The wife replies that's easy : in comparison to all your best friends you have the biggest one 😅

A Comparison

What is the difference between a women's track team and a pack of gerbils?

The gerbils are a bunch of cunning runts.

My new bucket really does its job well.

My old one pails in comparison.

A Comparison of the Different Languages

**French**: This chair is feminine. "La Chaise"

**Italian**: This chair is feminine! "La Sedia"

**German**: This chair is masculine. "Der Stuhl"

**English**: This chair is an object, I don't see how it has a gender.

**Japanese**: If you don't pronounce chair exactly right, you'll end up calling your mother a pair of rotten testicles instead.

The average women..

The average women reads 18 books a year. The average man reads 12.

It's really not a fair comparison though....Cook books are shorter.

Why do men want to marry a virgin?

To avoid criticism and comparison.


What's the difference between a bucket and a tub?

For starters, the bucket pails in comparison.

People say you can't compare apples to oranges...

... always seemed like a fruitful comparison to me though.

The comparisons between Trump and Hitler are a bit unfair...

...Hitler actually achieved his goals.

A new poll says 69% of Americans support Medicare-for-All...

...which pales in comparison to the 100% of Americans who support 69 for All

Three people today told me that I look like Justin Timberlake

Guess they were pretty nsync with that comparison.

My cow has a new favourite drinking bucket.

The old one is just pail in comparison.

Le'veon Bell is a famous football player,

However his fame fails in comparison to his older brother, Taco.

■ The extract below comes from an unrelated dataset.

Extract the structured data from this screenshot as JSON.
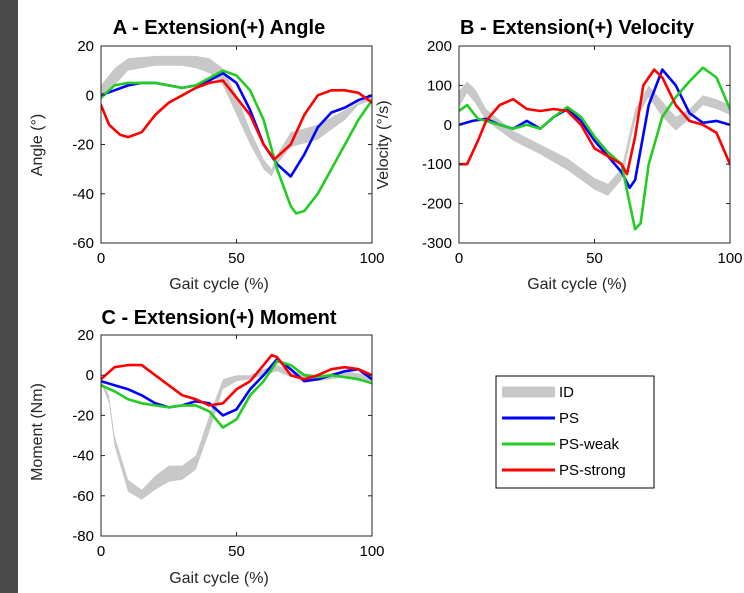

Why did some White people back then hate Black people?

Because they're pale in comparison


Brett Kavanaugh and Bill Cosby.

One rather pales in comparison.

What is the comparison between this World cup and the second world war?

Germany lost both times in Russia.

Did you hear about the Albino impressionist?

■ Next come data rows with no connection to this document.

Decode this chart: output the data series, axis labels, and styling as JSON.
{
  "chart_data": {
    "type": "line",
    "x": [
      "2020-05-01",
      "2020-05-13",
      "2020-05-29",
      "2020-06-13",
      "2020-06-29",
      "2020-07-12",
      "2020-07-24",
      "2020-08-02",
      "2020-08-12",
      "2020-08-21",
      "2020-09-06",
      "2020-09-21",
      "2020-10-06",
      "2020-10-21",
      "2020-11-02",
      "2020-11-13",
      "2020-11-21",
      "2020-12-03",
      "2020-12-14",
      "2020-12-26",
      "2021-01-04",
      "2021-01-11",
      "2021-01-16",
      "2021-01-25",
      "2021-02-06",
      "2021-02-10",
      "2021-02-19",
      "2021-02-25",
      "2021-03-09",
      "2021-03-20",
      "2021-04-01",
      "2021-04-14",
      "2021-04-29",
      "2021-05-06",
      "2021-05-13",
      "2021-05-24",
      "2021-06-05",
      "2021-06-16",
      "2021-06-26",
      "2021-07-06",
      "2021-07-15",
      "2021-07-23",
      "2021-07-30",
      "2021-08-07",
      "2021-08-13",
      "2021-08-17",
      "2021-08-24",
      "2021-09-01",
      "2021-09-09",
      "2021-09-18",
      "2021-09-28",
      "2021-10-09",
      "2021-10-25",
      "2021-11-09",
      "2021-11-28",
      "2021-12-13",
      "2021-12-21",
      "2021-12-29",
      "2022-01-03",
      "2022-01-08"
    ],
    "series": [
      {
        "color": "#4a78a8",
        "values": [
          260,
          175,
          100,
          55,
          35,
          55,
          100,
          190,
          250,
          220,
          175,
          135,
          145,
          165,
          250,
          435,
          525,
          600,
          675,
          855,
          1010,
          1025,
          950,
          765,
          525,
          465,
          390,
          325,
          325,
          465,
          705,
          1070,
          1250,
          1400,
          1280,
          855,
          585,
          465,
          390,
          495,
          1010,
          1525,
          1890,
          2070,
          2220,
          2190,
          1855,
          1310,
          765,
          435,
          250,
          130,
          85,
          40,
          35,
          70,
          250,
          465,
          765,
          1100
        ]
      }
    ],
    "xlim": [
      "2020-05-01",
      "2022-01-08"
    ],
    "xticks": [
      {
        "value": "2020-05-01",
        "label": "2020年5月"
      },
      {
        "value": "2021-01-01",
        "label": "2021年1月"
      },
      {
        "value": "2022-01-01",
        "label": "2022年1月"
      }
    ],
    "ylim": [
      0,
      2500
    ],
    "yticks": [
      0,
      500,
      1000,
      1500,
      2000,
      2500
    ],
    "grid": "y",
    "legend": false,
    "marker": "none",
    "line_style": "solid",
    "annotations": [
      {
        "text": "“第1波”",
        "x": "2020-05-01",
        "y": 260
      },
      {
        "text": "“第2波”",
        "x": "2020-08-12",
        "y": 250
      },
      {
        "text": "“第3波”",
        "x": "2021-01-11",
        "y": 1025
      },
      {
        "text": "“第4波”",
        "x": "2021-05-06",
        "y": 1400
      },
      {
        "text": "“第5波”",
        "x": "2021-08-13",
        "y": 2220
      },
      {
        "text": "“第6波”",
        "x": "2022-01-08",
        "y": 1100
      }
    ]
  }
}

Of course, her impressions always pale in comparison to the real thing

What pales in comparison to a lie?

A white lie.

Today I learned the fame of Albert Einstein pales in comparison to his brother whose work in cellular regeneration has been the subject of many books and several movies.

His name was Frank.

Bait and switch comparison

Whats the difference between The Lord of the Rings and the Bible? One's a fantasy novel written about a man saving all of humanity from an omniscient evil presence and the other has hobbits.

An interesting comparison between the love of my life and a garbage can.

Many men put their junk inside.

What do you call the difference between a two people who are *supposed* to be equal, but actually couldn't be further apart?

A Palin comparison.

Why does duck taste better than turkey?

Because turkey is just poultry in comparison.

To all you hilarious guys telling Ronda Rousey jokes today:

Seize your moment, gents!

Talk about a woman *and* look like the winner by comparison!

There is an abundance of despicable jokes out there. You're fortunate to read a set of the 29 funniest jokes and comparison puns. Full with funny wisecracks it is even funnier than any similarities witze you can hear about comparison.

Use only working piadas for adults and blagues for friends. Note that dirty and dark jokes are funny, but use them with caution in real life. You can seriously offend people by saying creepy dark humor words to them.